After this section things get confusing, but if we skip down a bit there are some more good hints. Let's take a look at section 2eH, parsing (idioms)
. Again, I've reordered it and added mnemonics in the comments.
++ hig (shim 'A' 'Z') :: HIGh/upper case letters
++ low (shim 'a' 'z') :: LOWer case letters
++ nud (shim '0' '9') :: NUmerical Digits
It seems that shim
defines a range of ascii characters by taking its
start and end, inclusive.
++ alf ;~(pose low hig) :: AL(F)phabetical letters, any case
++ aln ;~(pose low hig nud) :: ALphaNumeric letters/numbers
++ alp ;~(pose low hig nud hep) :: ALphanumerics, possibly hyPhenated
Apparently we can use pose
to comPOSE multiple parsing-units in a
logical union. The ;~
is still a mystery.
++ dit (cook |=(a=@ (sub a '0')) (shim '0' '9')) :: Decimal digIT
++ but (cook |=(a=@ (sub a '0')) (shim '0' '1')) :: Binary (U) digiT
Here we encounter the cook
construct. This is some kind of mapping operation
which serves to convert the ascii character range into its semantic values. It
uses sub
to SUBtract the base ascii value of '0'
, which is 48, from each
ascii value in the range. In these lines, a
appears to be a bound variable in
something like a lambda construct (perhaps this is what |=
is for).
++ hit ;~ pose :: Hexadecimal digIT
dit
(cook |=(a=char (sub a 87)) (shim 'a' 'f'))

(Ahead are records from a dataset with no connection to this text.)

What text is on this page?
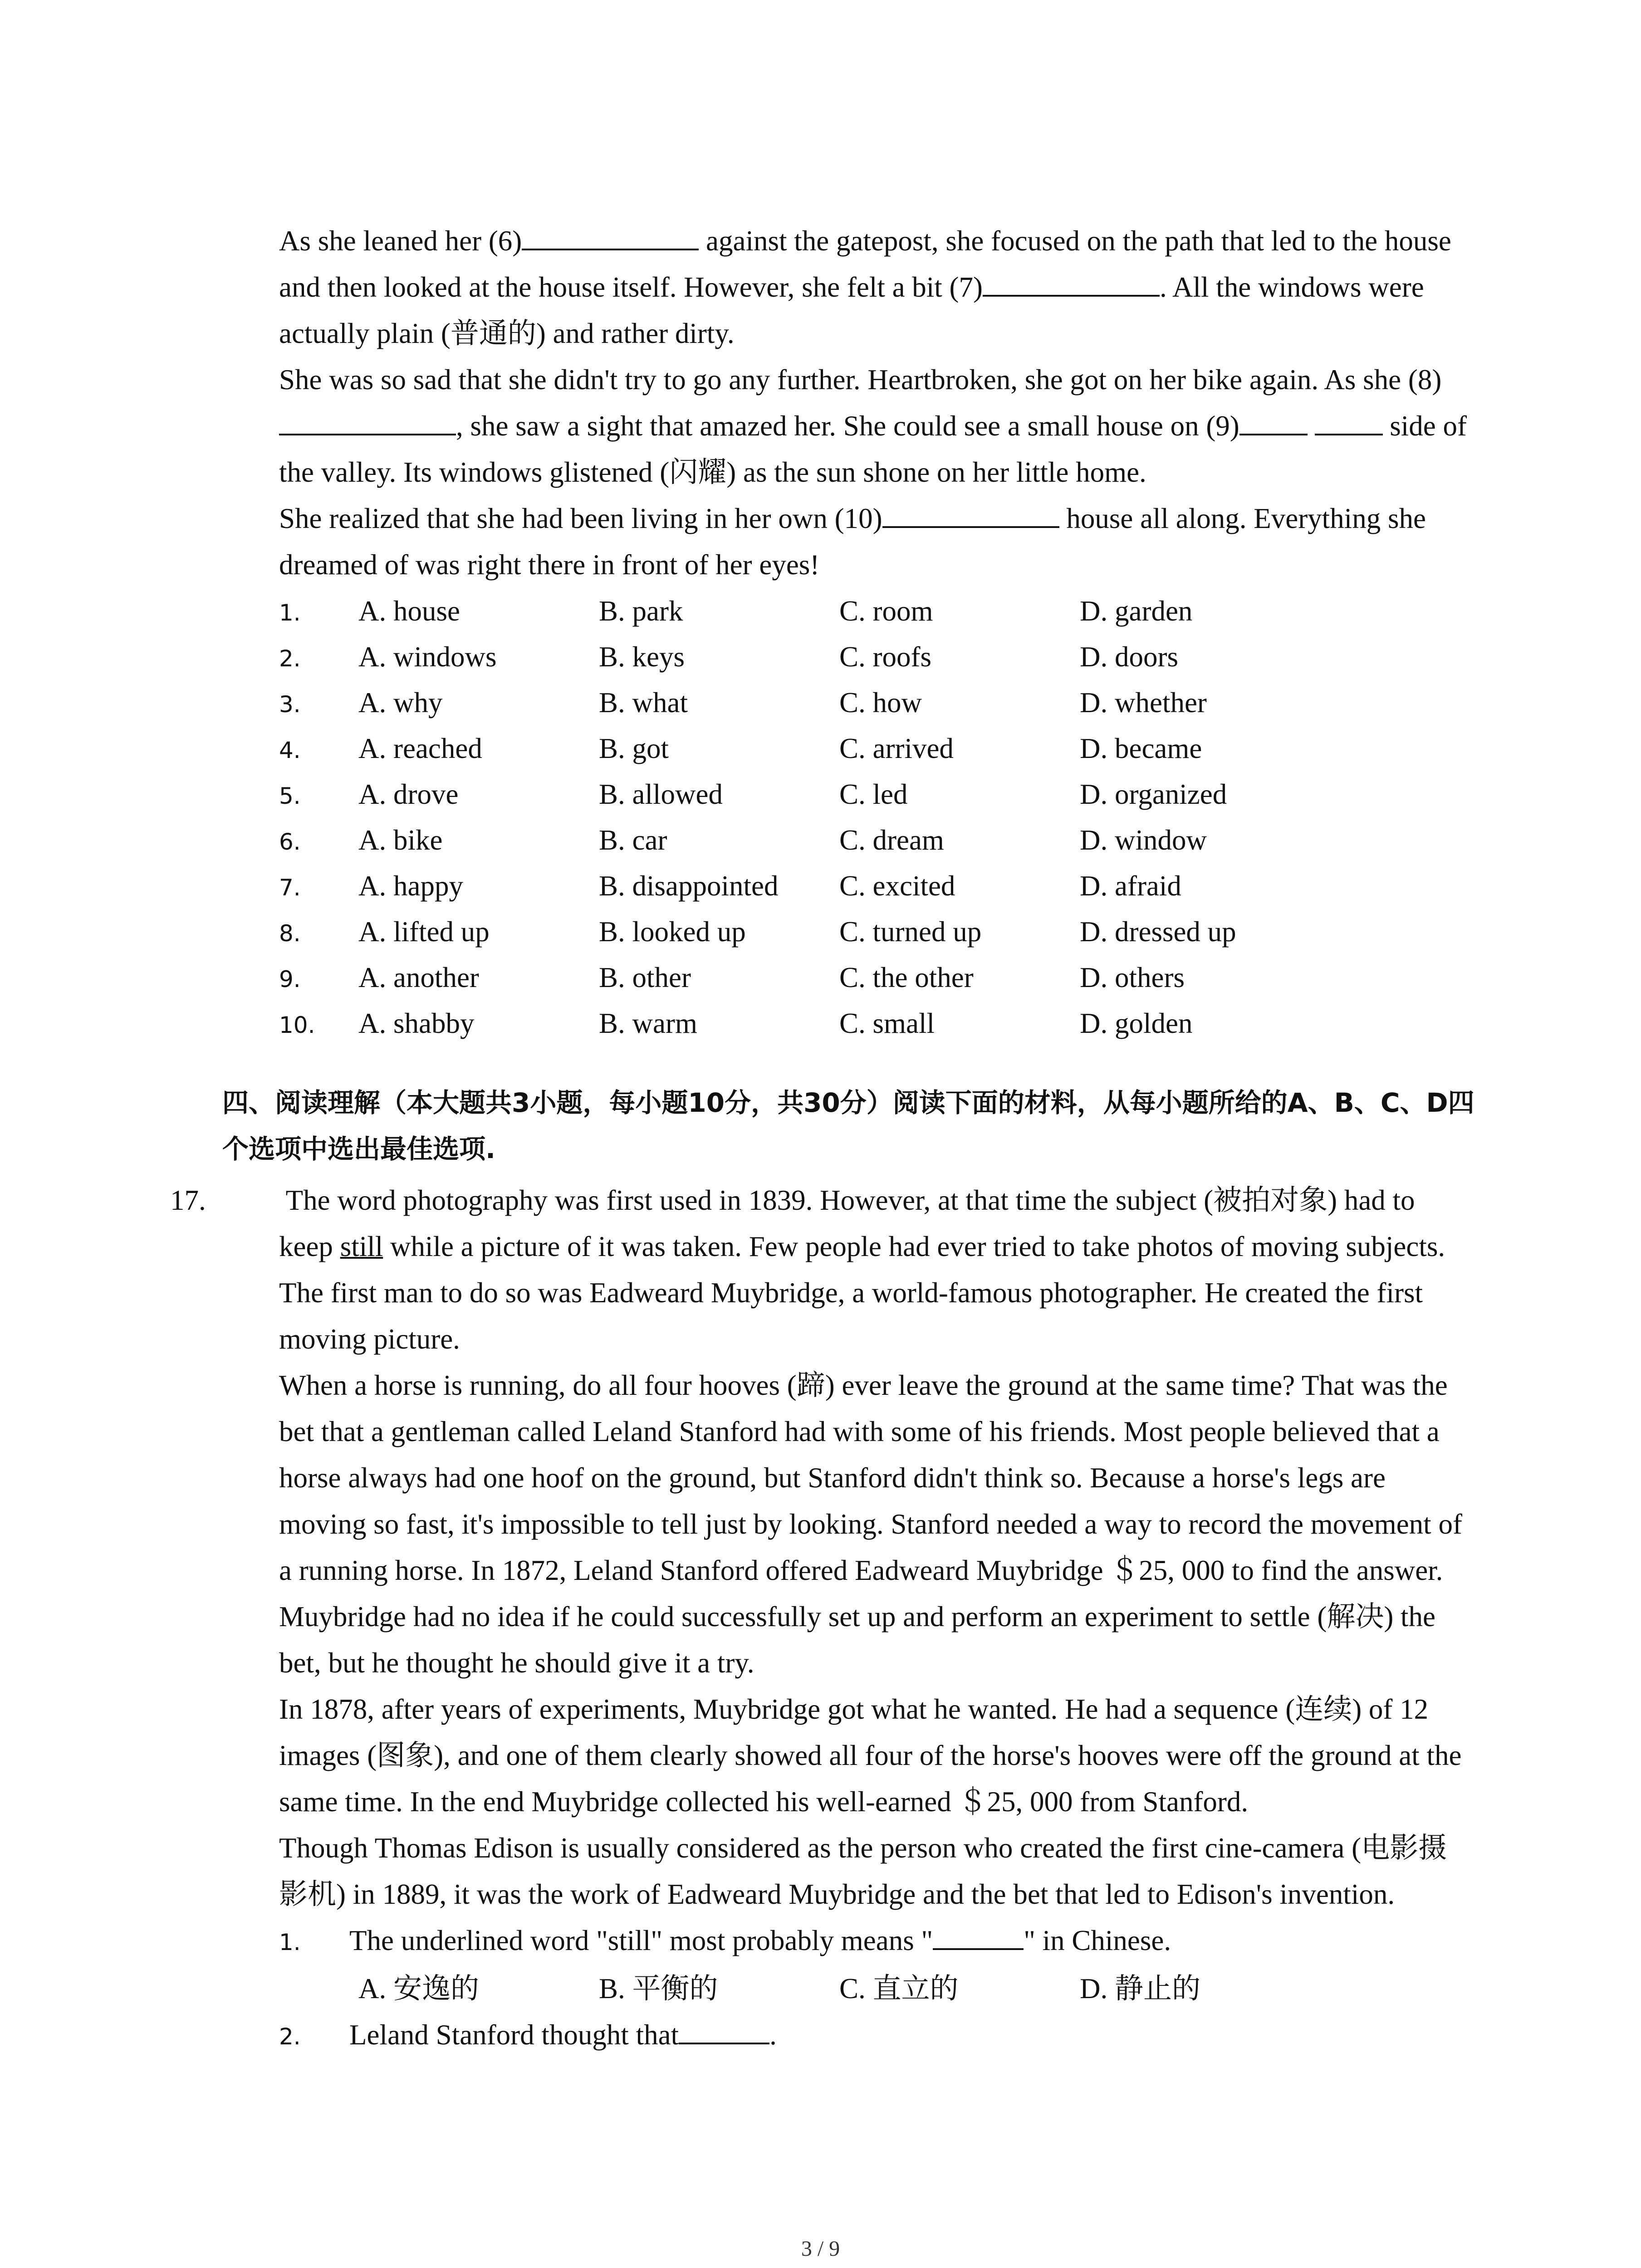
As she leaned her (6)	against the gatepost, she focused on the path that led to the house and then looked at the house itself. However, she felt a bit (7)	. All the windows were actually plain (普通的) and rather dirty.

She was so sad that she didn't try to go any further. Heartbroken, she got on her bike again. As she (8), she saw a sight that amazed her. She could see a small house on (9)	side of the valley. Its windows glistened (闪耀) as the sun shone on her little home.

She realized that she had been living in her own (10)	house all along. Everything she dreamed of was right there in front of her eyes!

1.	A. house	B. park	C. room	D. garden
2.	A. windows	B. keys	C. roofs	D. doors
3.	A. why	B. what	C. how	D. whether
4.	A. reached	B. got	C. arrived	D. became
5.	A. drove	B. allowed	C. led	D. organized
6.	A. bike	B. car	C. dream	D. window
7.	A. happy	B. disappointed	C. excited	D. afraid
8.	A. lifted up	B. looked up	C. turned up	D. dressed up
9.	A. another	B. other	C. the other	D. others
10.	A. shabby	B. warm	C. small	D. golden
四、阅读理解（本大题共3小题，每小题10分，共30分）阅读下面的材料，从每小题所给的A、B、C、D四个选项中选出最佳选项.

17.	The word photography was first used in 1839. However, at that time the subject (被拍对象) had to keep still while a picture of it was taken. Few people had ever tried to take photos of moving subjects. The first man to do so was Eadweard Muybridge, a world-famous photographer. He created the first moving picture.

When a horse is running, do all four hooves (蹄) ever leave the ground at the same time? That was the bet that a gentleman called Leland Stanford had with some of his friends. Most people believed that a horse always had one hoof on the ground, but Stanford didn't think so. Because a horse's legs are moving so fast, it's impossible to tell just by looking. Stanford needed a way to record the movement of a running horse. In 1872, Leland Stanford offered Eadweard Muybridge ＄25, 000 to find the answer. Muybridge had no idea if he could successfully set up and perform an experiment to settle (解决) the bet, but he thought he should give it a try.

In 1878, after years of experiments, Muybridge got what he wanted. He had a sequence (连续) of 12 images (图象), and one of them clearly showed all four of the horse's hooves were off the ground at the same time. In the end Muybridge collected his well-earned ＄25, 000 from Stanford.

Though Thomas Edison is usually considered as the person who created the first cine-camera (电影摄影机) in 1889, it was the work of Eadweard Muybridge and the bet that led to Edison's invention.

1.	The underlined word "still" most probably means "	" in Chinese.
A. 安逸的	B. 平衡的	C. 直立的	D. 静止的
2.	Leland Stanford thought that	.
3 / 9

(cook |=(a=char (sub a 55)) (shim 'A' 'F'))
==
This is the first multi-line parsing-unit, but we've seen all its parts
before. This is the "tall form" of the ;~(pose x y z)
construct we met above;
==
is the terminator for the list.
Combining our previous knowledge, we can see how this builds the parsing-unit
for a hexadecimal digit. Like the decimal and binary digits, this converts an
ascii character to a semantic numerical value. It uses pose
to cover the three
possibilities of the character: either it is a decimal digit with its base-10
semantic value (covered by dit
), or a lower-case letter in the range a-f with
its ascii value minus 87 (which is the ascii value of 'a'
minus 10), or an
upper-case letter in the range A-F with its ascii value minus 55 (which is the
ascii value of 'A'
minus 10).
Note that the lambda construct in the cook
used here differs slightly from the
previous one: it has char
instead of @
. What could that mean?
Also, note the lovely way these parsing-units fit together. Each parsing-unit
neatly serves two purposes: defining exactly which characters it accepts, and
assigning each of those characters a semantic value. pose
manages to combine
both purposes of all its arguments to build a larger parsing-unit.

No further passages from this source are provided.